HDP_VERSION=3.0.1.0-187 \
PYSPARK_PYTHON=python3 \
HADOOP_USER_NAME=hive \
SPARK_HOME=/usr/hdp/current/spark2-client \
spark-submit \
--jars /usr/hdp/current/hive_warehouse_connector/hive-warehouse-connector-assembly-1.0.0.3.0.1.0-187.jar \
--py-files /usr/hdp/current/hive_warehouse_connector/pyspark_hwc-1.0.0.3.0.1.0-187.zip \
{your_python_script.py}

Note:

  • HDP_VERSION is needed when you use python 3. If not set, HDP uses a script (/usr/bin/hdp-select) which is python 2 only (although fixing it is trivial).
  • PYSPARK_PYTHON is optional, it will default to just python otherwise (which might or might not be python 3 on your server)
  • without HADOOP_USER_NAME the script will run as your current user. Alternatively, you could sudo first.
  • without SPARK_HOME some jars would not be found and you would end up with an error like py4j.protocol.Py4JJavaError: An error occurred while calling None.org.apache.spark.api.java.JavaSparkContext.
    : java.lang.NoClassDefFoundError: com/sun/jersey/api/client/config/ClientConfig
  • –jars and –py-files as you can see, there is the hdp version in file names. Make sure you are using the proper one for you.
  • there is no –master option, this is handled in the script while building the SparkSession.

There is some doc from Hortonworks you can follow to go further: Integrating Apache Hive with Spark and BI.

Just before I posted this article, a new write-up appeared on Hortonworks.com to describe some use cases for the Hive-Warehouse-Connector.

ORC benchmarking

I need to use transactional tables in Hive, so I naturally use the ORC format. One limitation of those transactional tables is that they have to be bucketed (in Hive 2 at least. In Hive3 my understanding is that bucketing is not mandatory, but the default is equivalent to having 1 bucket).

It is tricky to find a good answer on how to use buckets: how many? on which columns? It usually boils down to:

Buckets are something that should be done for a concrete problem not just because you think you should have them. Normally I would not use them.
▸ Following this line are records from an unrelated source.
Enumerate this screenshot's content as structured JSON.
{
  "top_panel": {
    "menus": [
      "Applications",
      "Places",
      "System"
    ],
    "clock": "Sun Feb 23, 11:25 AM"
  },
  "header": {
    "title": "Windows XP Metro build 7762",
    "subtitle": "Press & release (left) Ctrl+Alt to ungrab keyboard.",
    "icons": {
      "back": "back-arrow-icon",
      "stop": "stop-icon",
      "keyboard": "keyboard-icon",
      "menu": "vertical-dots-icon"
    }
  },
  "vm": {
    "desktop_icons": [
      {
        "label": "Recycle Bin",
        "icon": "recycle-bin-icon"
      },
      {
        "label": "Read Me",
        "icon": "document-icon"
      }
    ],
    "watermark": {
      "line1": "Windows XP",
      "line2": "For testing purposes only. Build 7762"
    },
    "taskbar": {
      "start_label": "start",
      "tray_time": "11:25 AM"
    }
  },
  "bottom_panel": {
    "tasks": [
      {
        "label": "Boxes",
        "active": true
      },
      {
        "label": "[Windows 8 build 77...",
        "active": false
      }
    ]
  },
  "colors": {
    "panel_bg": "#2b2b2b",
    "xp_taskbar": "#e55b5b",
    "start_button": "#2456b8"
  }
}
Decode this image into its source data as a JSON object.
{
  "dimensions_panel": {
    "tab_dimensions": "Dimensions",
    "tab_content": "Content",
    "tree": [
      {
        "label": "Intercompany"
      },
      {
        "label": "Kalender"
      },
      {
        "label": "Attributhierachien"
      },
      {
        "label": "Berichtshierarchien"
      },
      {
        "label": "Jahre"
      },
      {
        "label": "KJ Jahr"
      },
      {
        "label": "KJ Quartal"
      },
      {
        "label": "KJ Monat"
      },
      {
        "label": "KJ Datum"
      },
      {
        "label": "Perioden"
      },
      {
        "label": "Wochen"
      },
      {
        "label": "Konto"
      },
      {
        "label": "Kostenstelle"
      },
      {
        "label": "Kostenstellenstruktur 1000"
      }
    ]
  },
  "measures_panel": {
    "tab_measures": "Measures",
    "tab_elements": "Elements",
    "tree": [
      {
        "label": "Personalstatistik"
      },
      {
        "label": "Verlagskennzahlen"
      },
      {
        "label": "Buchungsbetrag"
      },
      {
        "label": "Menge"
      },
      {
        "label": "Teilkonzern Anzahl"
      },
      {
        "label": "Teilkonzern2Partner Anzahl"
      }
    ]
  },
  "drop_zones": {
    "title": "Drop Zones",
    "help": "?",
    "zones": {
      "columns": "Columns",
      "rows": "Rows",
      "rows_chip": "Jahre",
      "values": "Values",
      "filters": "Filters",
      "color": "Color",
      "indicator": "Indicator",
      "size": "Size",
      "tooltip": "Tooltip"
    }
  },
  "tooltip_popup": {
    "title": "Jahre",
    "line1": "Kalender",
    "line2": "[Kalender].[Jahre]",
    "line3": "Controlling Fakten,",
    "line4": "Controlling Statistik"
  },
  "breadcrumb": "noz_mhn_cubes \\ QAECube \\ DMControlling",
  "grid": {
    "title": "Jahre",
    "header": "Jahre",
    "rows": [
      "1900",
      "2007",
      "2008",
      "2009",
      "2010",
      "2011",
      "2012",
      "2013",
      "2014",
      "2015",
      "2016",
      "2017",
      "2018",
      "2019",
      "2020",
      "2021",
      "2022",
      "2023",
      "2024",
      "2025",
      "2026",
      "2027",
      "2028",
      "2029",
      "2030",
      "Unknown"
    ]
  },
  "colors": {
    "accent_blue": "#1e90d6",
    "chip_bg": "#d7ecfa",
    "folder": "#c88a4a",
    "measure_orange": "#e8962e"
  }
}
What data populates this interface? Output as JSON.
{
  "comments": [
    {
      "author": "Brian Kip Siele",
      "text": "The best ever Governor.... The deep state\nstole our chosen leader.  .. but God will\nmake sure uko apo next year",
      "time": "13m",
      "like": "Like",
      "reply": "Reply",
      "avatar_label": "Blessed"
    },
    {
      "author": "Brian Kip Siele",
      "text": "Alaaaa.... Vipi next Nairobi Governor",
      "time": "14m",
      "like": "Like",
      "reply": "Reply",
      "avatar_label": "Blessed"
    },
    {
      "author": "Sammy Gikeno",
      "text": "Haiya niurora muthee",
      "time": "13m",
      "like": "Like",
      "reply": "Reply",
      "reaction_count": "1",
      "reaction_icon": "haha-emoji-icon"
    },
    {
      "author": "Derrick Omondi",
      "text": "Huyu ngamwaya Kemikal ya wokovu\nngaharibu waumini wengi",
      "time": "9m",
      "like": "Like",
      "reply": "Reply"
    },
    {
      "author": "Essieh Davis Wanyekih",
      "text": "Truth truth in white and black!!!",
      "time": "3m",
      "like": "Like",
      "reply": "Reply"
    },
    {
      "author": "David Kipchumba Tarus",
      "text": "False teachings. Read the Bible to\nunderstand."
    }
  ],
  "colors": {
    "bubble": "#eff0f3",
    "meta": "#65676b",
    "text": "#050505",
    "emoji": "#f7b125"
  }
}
Which is not helpful when you actually have to use them.

So how to use buckets?

I did some benchmarking to try to get a valid answer. My dataset was as follow:

  • Data:
    • 1B rows table worth 3 months of data, with a compound (logical) key: user id, and 4-level hierarchical identifier. This is about 15GB (unreplicated) on disk.
    • 9 merges of 1 hour of data
  • Benchmarks:
    • select count(*)
    • select count(*) where  hierarchy_level_1=something
    • select 1 specific row
    • big select with join on 2 other tables, resulting in 400k rows.

All benchmarks were run 5 times, doing one iteration for all tables before starting the next iteration to prevent caching.

I tested a few variations:

  • transactional table or not,
  • partitioned or not (partition was the highest level of my hierarchical key. About 200 hundred partitions, somewhat skewed),
  • 1 to 32 buckets,
  • bloom filters on levels #1 and/or #2  my hierarchical key and/or on the user id.
  • I added as extra test some non-transactional tables, sorted on different fields.

It is tricky to properly display the data here so I show it as an image (click to enlarge), but you can find it as a pdf: ORC Benchmark – results or see it on google sheets.


orcbench

What gives?

I had some expectations:

  • More buckets would mean more files so faster load and faster queries up to a point.
  • Bucket + partitions would create way too many files, at the cost of performance.
  • Proper bloom filters would make everything faster.

Well, looking at the results, here are the takeaways:

  • Bloom filters have basically no impact at all,
  • no partition usually helps,
  • 1 bucket is horrible (but that I did expect),
  • too many buckets and partition together is bad,
  • the sweet spot (for me) is partition +  4 buckets.

I am very disappointed because I had a lot of hopes for bloom filters (I guess there is something I am doing wrong). The rest is more a confirmation of my expectations, with numbers to prove them.

The worst of all? My sweet spot is the one I am already using, so after all those tests (which ran almost 3 days straight) I have no new information to speed up my queries. Well, the silver lining is that at least I have data to show that I can pat myself on the back.

Cluster on which I tested: hdp 2.6, hive 2, 8 data nodes (8 CPU, 32GB) on AWS, doing nothing else apart from running these tests.